Bukannya Tuhan yang disembah para Mason, namun konsep-konsep naturalis dan
humanis semacam alam, evolusi, dan kemanusiaan yang dituhankan oleh filosofi
mereka.
Jika kita sekilas mengamati literatur Masonik, kita dapat mulai melihat bahwa
organisasi ini tidak lebih dari humanisme yang terorganisasi, juga memahami
bahwa sasarannya adalah untuk menciptakan sebuah tatanan humanis sekuler di
seluruh penjuru dunia. Berbagai gagasan ini lahir di antara kalangan humanis
dari Eropa abad keempat belas; sementara para Mason saat ini masih mengajukan
dan membelanya.
HUMANISME MASONIK: PENYEMBAHAN MANUSIA
Berbagai terbitan internal Mason secara rinci menjelaskan filosofi humanis
organisasi ini dan permusuhan mereka terhadap monoteisme. Tak terhitung
banyaknya penjelasan, penafsiran, kutipan, dan alegori yang diajukan tentang
topik ini di dalam terbitan Masonik.
Pico Della
Mirandola, seorang humanis Kabbalis yang terkemuka. |
Sebagaimana diungkapkan di awal, humanisme telah memalingkan wajahnya dari
Pencipta umat manusia dan menerima manusia sebagai “bentuk tertinggi dari
keberadaan di alam semesta”. Nyatanya, ini bermakna penyembahan terhadap
manusia. Keyakinan tidak rasionil ini, yang diawali dengan kaum humanis pengikut
Kabbalah di abad keempat belas dan kelima belas, berlanjut hari ini dengan
Masonry modern.
Salah satu humanis paling terkenal dari abad keempat belas adalah Pico Della
Mirandola. Karyanya yang berjudul Conclusiones philosophicae, cablisticae, et
theologicae dihujat oleh Paus Innocent VIII pada tahun 1489 sebagai mengandung
pemikiran-pemikiran bidah. Mirandola menulis bahwa tidak ada yang lebih tinggi
di dunia selain kegemilangan manusia. Gereja memandang ini sebagai gagasan bidah
dan tidak pelak lagi adalah penyembahan terhadap manusia. Memang, ini merupakan
gagasan bidah karena tidak ada sesuatu pun yang patut dimuliakan selain Allah.

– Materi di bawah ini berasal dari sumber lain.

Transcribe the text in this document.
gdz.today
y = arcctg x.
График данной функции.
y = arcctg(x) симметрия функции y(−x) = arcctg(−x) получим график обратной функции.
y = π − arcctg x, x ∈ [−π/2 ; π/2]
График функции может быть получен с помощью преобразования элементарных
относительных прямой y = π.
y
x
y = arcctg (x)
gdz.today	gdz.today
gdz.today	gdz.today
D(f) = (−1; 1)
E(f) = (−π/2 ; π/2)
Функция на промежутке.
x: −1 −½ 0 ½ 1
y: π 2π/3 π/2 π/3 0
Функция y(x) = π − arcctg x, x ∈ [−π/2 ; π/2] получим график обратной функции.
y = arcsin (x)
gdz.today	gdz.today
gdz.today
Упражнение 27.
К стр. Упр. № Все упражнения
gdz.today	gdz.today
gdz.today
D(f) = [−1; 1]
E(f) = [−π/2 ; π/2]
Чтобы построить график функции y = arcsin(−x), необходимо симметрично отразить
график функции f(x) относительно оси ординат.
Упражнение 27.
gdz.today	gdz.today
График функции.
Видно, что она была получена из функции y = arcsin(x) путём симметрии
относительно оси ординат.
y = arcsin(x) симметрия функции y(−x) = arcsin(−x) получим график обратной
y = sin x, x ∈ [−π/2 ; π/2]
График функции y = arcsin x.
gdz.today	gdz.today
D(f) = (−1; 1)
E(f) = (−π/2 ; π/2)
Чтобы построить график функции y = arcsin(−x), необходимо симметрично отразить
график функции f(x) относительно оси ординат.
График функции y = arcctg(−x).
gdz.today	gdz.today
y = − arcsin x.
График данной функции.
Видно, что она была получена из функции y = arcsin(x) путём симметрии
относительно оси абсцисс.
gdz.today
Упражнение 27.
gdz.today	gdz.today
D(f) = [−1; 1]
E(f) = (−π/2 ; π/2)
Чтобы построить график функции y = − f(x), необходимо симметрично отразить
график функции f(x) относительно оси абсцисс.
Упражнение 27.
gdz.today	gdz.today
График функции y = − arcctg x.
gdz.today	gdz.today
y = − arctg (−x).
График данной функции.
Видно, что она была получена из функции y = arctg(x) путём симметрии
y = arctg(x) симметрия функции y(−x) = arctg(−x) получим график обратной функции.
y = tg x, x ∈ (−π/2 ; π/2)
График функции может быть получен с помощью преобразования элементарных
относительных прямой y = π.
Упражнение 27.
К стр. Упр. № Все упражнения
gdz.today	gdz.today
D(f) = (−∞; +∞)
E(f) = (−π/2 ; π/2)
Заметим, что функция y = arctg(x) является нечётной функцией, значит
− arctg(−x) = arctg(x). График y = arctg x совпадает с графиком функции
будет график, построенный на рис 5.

Manusia hanyalah ciptaan-Nya.
Dewasa ini, kaum Mason memroklamirkan pemikiran bidah Mirandola tentang
penyembahan manusia secara jauh lebih terbuka. Misalnya, pada sebuah buku kecil
Masonik dikatakan:
Masyarakat-masyarakat primitif dahulu lemah, dan karena kelemahan ini,
mereka menuhankan kekuatan dan fenomena di sekitar mereka. Namun Masonry
menuhankan manusia saja 45
Di dalam The Lost Key of Freemasonry, Manly P. Hall menjelaskan bahwa
doktrin humanis Masonik ini berakar dari Mesir Kuno:
Manusia adalah tuhan dalam proses
penciptaan, dan sebagaimana di dalam mitos-mitos mistik Mesir, di atas
jentera pembuat tembikar, dia dibentuk. Ketika cahayanya bersinar untuk
mengangkat dan melindungi segala sesuatu, dia menerima mahkota rangkap tiga
ketuhanan, dan bergabung dengan rombongan Pemimpin Mason, yang dengan jubah Biru
dan Emas mereka, berupaya untuk menghalau kegelapan malam dengan cahaya rangkap
tiga dari Loge Masonik. 46
Artinya, menurut kepercayaan palsu Masonry, manusia adalah tuhan, namun hanya
pemimpin agung yang mencapai kesempurnaan ketuhanan. Agar menjadi seorang
pemimpin agung adalah dengan menolak sepenuhnya keimanan pada Tuhan dan fakta
bahwa manusia adalah abdi-Nya. Fakta ini secara ringkas disebutkan oleh penulis
lain, J.D. Buck, dalam bukunya Mystic Masonry:
Satu-satunya diri Tuhan yang diterima
Freemasonry adalah kemanusiaan sempurna…. Karenanya kemanusiaan adalah
satu-satunya tuhan. 47
Jelaslah bahwa Masonry adalah suatu bentuk agama. Namun,
agama di sini tidaklah Monoteistik; melainkan suatu agama humanis, dan karenanya
merupakan agama yang keliru. Ia mencakup penyembahan atas manusia, bukan Tuhan.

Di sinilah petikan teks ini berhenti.